6. The method as described in claim 1, characterized in that, Step S5 specifically includes: S5.1, The optimal offspring guide rail is evaluated using the aforementioned simulation model to obtain the optimal offspring guide rail. The corresponding target values ​​and constraint indicators are the static stiffness, maximum contact stress, and weight of the linear guide rail. S5.2, select the best offspring guide rail The corresponding target values ​​and constraint indicators are stored in the database, and the three random forest prediction models are updated based on all individual vectors in the database. S5.3, Determine the optimal offspring guide rail Do the corresponding static stiffness, maximum contact stress, and weight satisfy the optimization requirement of maximizing the static stiffness value under the constraints of minimizing weight and minimizing maximum contact stress? If they do, output the optimal parameter values; otherwise, return to step S3 to continue iterative optimization until the optimization requirements are met and the optimal parameter values ​​are output.

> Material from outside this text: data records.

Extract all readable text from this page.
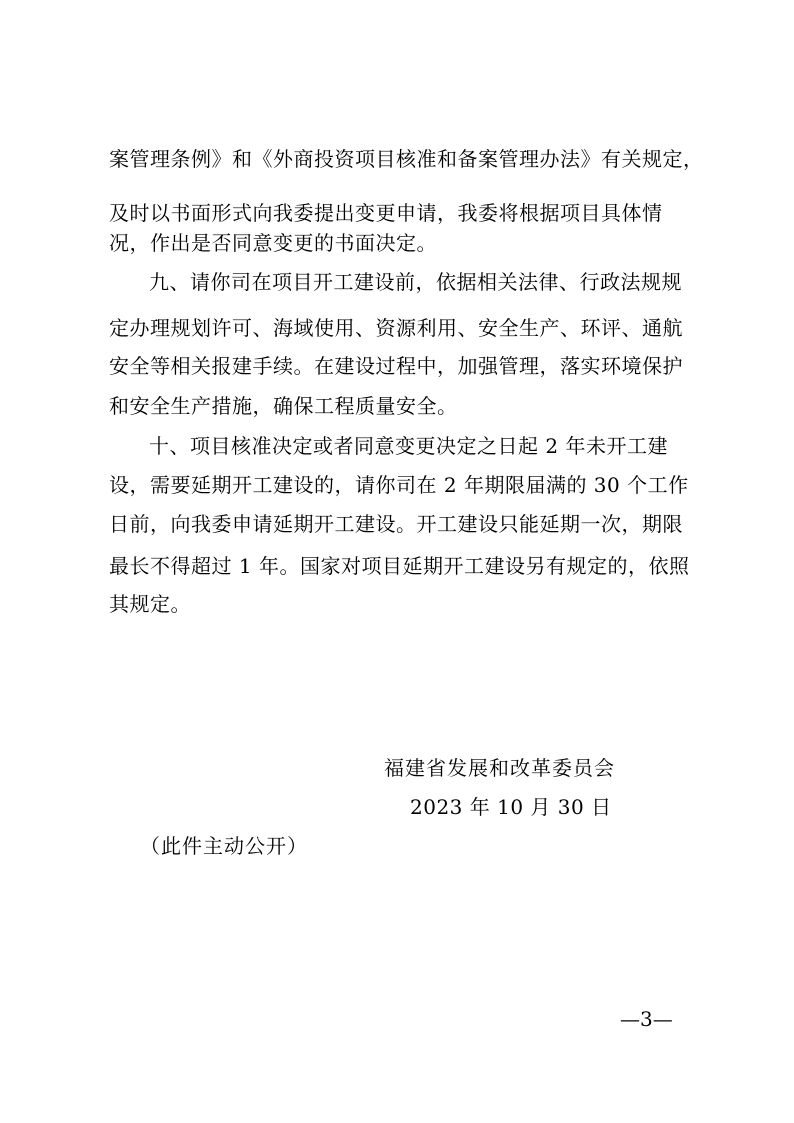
案管理条例》和《外商投资项目核准和备案管理办法》有关规定，
及时以书面形式向我委提出变更申请，我委将根据项目具体情
况，作出是否同意变更的书面决定。
九、请你司在项目开工建设前，依据相关法律、行政法规规
定办理规划许可、海域使用、资源利用、安全生产、环评、通航
安全等相关报建手续。在建设过程中，加强管理，落实环境保护
和安全生产措施，确保工程质量安全。
十、项目核准决定或者同意变更决定之日起 2 年未开工建
设，需要延期开工建设的，请你司在 2 年期限届满的 30 个工作
日前，向我委申请延期开工建设。开工建设只能延期一次，期限
最长不得超过 1 年。国家对项目延期开工建设另有规定的，依照
其规定。
福建省发展和改革委员会
2023 年 10 月 30 日
（此件主动公开）
—3—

7. A computer device comprising a memory and a processor, wherein the memory stores a computer program, characterized in that, When the processor executes the computer program, it implements the steps of the method according to any one of claims 1-6.

8. A computer-readable storage medium having a computer program stored thereon, characterized in that, When the computer program is executed by a processor, it implements the steps of the method according to any one of claims 1-6.

9. A computer program product, comprising a computer program, characterized in that, When the computer program is executed by a processor, it implements the steps of the method according to any one of claims 1-6.